Photography harassment is rarely about any real threat of terrorism, although I am sure that some lower level security guard types may believe this. It is instead mostly about people worried about them or their employer being caught not doing their job or violating the law or public trust. Harassment is much more prevalent in the Northeast as compared with the west coast which can speak to different corporate and public employee cultures.

The #1 reason Harassment has reduced in recent years is due to the ubiquity of cell phone cameras and video. It is simply impossible to avoid being recorded in public and both law enforcement and employees have generally given up the fight especially when videos of the harassment get posted to YouTube.

Nobody April 24, 2013 6:58 AM

Things terrorists might do:

take pictures of landmarks
eat food and drink in public places
pretend not to be a terrorist by going to titty bars
go to places where a ton of people may hang out
surveil the city and countryside (I am not sure which is worse)
vote one way or the other, they can throw you that way — rightists might vote republican, leftists might vote democrat
use computers
use encryption on computers (very suspicious, why aren’t they letting us see what they are doing, what are they afraid of)

Reality is these latest terrorists were reported by authorities in Russia as being associated with extremists. The 9/11 attackers also had the same identifiers.

Visit foreign countries… go to extremist training areas… probably hang out with extremists the rest of the time…

That is a short list.

There are exceptions to this rule. The far left and far right terrorists here have hung out with extremists advocating terrorism locally, historically. That trend actually goes back to the 19th century.

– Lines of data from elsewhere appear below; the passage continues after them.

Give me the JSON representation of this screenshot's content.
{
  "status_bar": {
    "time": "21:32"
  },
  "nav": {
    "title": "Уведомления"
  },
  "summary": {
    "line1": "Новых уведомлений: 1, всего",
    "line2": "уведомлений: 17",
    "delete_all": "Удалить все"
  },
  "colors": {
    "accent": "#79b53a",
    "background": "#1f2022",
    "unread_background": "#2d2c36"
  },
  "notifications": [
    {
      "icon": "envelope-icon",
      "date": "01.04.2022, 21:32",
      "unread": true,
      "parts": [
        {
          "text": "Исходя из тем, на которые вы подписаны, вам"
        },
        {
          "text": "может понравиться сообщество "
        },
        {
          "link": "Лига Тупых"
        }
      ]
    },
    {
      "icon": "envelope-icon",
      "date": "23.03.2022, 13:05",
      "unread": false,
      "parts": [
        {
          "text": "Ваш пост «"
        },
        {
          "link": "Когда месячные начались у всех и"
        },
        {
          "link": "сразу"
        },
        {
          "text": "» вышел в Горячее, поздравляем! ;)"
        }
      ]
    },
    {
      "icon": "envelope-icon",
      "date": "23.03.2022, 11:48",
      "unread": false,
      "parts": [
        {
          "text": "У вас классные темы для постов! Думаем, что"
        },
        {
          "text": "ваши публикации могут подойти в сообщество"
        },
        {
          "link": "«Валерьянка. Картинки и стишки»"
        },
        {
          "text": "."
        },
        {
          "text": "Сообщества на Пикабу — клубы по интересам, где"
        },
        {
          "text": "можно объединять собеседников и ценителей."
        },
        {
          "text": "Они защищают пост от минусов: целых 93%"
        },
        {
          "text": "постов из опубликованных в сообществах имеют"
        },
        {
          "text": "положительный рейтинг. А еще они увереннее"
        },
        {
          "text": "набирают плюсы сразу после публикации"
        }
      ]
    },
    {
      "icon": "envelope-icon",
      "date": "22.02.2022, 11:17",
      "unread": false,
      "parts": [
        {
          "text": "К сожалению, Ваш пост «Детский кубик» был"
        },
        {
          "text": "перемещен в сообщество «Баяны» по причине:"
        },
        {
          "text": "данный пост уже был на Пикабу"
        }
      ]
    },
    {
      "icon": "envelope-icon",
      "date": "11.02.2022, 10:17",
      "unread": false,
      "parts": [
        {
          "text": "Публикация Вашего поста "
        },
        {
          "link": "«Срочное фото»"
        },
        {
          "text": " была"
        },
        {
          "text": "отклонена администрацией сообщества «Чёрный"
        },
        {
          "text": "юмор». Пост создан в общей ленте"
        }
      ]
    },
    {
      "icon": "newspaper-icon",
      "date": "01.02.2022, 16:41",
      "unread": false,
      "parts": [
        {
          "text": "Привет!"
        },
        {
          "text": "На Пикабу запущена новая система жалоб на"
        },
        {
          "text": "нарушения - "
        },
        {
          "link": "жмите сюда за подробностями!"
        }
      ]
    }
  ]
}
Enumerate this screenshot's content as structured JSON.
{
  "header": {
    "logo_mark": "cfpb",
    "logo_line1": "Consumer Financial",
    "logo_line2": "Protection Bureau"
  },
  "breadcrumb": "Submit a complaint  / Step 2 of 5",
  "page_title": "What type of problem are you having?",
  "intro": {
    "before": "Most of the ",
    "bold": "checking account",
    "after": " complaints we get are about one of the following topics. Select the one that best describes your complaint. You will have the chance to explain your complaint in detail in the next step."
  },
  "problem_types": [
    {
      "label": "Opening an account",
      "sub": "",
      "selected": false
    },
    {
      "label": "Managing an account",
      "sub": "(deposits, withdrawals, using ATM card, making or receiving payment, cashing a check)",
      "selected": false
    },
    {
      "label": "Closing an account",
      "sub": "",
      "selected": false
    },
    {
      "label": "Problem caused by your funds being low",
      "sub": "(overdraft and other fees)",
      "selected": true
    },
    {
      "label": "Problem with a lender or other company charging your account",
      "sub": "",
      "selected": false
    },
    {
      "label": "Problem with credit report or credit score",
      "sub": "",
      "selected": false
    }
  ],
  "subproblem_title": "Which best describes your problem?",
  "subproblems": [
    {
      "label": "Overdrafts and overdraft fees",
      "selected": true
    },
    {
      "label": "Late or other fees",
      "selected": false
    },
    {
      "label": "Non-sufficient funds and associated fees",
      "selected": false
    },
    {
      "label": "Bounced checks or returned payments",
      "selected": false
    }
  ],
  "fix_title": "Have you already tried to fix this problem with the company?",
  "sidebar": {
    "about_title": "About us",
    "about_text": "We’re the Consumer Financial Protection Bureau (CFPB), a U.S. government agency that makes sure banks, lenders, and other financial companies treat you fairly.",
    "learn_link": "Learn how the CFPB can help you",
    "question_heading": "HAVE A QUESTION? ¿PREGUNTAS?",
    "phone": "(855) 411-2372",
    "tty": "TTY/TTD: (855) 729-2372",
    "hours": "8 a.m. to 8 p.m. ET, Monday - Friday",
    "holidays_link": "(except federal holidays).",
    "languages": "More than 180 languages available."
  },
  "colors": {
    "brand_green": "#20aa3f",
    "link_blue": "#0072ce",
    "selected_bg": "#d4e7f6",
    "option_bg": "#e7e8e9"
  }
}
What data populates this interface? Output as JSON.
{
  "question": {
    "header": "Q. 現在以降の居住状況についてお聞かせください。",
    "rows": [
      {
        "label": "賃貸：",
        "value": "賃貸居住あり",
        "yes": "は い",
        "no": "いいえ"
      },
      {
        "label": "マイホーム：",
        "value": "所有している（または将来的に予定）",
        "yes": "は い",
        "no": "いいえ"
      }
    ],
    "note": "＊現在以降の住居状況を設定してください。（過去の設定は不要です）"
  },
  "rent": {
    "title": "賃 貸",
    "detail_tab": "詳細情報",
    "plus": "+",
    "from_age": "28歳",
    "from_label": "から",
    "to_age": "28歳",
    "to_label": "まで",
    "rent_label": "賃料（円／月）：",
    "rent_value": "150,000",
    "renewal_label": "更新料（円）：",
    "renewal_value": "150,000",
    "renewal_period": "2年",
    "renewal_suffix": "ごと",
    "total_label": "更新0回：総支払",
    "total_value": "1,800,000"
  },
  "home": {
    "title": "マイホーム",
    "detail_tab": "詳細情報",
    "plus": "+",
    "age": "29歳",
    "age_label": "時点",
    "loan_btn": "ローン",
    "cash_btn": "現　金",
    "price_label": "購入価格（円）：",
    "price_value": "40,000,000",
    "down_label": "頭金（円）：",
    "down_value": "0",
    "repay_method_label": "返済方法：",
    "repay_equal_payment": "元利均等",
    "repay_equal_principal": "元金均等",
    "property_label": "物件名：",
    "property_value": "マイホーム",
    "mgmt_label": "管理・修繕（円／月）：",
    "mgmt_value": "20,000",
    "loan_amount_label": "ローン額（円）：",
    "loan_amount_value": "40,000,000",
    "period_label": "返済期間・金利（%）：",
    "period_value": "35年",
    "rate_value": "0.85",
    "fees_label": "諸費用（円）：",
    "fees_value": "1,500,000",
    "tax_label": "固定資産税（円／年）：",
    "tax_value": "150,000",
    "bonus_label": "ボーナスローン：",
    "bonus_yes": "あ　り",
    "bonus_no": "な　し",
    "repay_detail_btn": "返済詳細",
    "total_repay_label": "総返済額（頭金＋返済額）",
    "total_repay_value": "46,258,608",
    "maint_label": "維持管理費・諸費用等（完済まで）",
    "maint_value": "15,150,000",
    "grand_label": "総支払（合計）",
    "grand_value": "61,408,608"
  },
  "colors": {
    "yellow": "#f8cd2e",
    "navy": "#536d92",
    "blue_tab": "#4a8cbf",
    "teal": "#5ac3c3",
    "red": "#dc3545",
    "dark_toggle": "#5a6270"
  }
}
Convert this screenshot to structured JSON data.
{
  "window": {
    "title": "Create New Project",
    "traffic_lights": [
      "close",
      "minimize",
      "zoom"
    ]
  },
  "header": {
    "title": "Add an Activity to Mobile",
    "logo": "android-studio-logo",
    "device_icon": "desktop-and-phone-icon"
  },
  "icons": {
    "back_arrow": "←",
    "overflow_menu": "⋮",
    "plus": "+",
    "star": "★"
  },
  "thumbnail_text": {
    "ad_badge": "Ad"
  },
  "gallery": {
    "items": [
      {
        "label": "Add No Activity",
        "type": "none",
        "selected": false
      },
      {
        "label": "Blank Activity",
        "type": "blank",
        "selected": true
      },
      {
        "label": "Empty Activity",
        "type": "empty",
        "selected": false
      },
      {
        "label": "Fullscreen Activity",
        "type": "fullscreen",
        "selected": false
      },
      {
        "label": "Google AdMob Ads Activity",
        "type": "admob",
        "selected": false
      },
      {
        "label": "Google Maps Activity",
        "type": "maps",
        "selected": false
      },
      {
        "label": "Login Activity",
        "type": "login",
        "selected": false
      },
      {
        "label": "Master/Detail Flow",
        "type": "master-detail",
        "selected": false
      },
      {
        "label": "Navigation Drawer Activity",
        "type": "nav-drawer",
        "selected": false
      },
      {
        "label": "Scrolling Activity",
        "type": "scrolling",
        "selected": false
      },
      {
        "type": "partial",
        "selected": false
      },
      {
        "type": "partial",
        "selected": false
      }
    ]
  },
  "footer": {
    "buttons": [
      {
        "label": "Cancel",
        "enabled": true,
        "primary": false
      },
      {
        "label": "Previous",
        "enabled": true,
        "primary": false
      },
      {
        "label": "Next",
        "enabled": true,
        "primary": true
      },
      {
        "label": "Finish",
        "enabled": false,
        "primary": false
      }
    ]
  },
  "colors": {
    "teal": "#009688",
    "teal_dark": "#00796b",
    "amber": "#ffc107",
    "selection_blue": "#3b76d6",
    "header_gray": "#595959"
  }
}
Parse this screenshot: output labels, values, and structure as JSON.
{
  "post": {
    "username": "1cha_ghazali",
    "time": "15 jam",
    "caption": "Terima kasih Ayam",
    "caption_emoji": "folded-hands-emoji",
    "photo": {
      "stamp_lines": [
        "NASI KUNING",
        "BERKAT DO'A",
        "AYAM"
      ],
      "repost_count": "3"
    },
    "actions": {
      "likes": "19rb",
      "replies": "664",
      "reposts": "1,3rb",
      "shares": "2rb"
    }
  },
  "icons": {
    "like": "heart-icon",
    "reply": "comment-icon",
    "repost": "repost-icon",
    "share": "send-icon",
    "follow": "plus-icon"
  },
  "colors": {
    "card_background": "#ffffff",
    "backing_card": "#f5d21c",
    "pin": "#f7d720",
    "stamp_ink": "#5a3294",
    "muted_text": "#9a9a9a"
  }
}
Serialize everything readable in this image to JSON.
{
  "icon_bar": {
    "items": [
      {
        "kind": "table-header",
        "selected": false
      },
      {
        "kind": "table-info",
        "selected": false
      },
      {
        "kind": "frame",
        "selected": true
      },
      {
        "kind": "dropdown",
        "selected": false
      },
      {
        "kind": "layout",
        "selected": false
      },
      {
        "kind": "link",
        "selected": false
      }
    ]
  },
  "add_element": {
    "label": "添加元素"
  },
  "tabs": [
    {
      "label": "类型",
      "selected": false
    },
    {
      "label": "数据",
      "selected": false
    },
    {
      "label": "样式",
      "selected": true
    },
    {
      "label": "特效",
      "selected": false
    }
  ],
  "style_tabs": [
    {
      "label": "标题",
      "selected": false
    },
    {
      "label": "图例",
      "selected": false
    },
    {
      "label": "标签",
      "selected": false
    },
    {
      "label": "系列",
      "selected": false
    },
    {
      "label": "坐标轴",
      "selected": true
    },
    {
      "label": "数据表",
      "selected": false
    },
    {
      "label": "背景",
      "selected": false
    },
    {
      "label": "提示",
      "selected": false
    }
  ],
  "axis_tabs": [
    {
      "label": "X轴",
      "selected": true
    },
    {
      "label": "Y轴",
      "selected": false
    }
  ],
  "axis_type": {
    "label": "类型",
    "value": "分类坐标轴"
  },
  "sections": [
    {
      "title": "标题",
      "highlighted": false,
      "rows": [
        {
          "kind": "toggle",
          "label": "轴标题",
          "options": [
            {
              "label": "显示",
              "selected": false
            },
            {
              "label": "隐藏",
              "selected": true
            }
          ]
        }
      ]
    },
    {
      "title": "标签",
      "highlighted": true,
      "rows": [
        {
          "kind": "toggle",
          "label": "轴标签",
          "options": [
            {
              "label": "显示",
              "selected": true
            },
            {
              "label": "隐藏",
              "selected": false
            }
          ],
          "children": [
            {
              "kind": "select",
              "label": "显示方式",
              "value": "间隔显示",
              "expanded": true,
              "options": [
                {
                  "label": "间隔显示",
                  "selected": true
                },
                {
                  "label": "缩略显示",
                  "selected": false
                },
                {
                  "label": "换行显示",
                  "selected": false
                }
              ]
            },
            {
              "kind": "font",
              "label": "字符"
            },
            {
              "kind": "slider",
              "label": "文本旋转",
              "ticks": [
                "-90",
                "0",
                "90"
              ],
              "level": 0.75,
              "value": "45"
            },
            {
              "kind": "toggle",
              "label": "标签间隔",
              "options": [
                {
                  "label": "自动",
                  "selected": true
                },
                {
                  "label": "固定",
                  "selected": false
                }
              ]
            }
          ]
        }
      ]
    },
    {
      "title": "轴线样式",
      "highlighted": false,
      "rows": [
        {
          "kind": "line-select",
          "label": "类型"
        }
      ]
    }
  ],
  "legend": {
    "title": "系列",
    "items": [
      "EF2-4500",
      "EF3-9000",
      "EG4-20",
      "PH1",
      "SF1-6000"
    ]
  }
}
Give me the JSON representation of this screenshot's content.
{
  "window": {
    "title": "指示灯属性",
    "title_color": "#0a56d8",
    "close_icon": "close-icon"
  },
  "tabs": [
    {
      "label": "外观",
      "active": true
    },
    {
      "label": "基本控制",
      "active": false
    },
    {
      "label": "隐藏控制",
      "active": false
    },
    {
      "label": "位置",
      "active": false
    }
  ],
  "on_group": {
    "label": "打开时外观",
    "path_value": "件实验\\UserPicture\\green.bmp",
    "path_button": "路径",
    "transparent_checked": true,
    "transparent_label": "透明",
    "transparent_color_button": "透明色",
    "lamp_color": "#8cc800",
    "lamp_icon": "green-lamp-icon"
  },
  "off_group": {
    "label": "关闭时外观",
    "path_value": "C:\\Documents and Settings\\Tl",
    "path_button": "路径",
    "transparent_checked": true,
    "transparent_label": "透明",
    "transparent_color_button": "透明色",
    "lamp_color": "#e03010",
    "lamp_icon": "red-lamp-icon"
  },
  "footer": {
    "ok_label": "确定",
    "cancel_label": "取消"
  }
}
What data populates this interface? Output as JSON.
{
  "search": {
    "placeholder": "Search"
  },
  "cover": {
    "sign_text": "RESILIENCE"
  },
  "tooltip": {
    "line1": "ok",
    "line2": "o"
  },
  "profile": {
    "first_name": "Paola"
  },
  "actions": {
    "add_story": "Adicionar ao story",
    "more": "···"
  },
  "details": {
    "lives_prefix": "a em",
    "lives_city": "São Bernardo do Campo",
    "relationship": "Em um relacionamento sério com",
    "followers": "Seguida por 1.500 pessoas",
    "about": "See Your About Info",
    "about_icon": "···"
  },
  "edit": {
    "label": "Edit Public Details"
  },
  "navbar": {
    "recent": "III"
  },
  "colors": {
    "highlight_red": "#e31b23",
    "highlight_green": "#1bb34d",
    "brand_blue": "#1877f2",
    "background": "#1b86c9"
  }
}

So, there are not really exceptions to the rule.

Mass murders and spree killers are hard to find beforehand. But, political or religious motivated terrorists are not that hard to find.

No reason for mass illegal surveillance of civilians. Stick to the profile, and they could probably start catching guys.

Alex April 24, 2013 1:17 PM

Police only like photography when it’s convenient. IE: doesn’t show their misdeeds.

With everyone walking around with essentially a video camera on their mobile phones, police have two choices: A) Deal with it, B) push for legislation banning recording of law enforcement. I’m sure they’ll push for the latter.

Philippe April 29, 2013 7:33 AM

The best part is that this spilled in Europe as well.

If you come near any official EU building (Parliament, Council…) with a profesionnal camera and tripod, security gars will rush you. A bit like these buildings were bunkers while they are suposed to be democracy palaces…

And we didn’t have our “Boston” yet to reverse the steam, even temporarilly.

Danny May 12, 2013 5:57 PM

“…willing to give up our freedoms in exchange for some type of perceived security.” Kinda like gun control?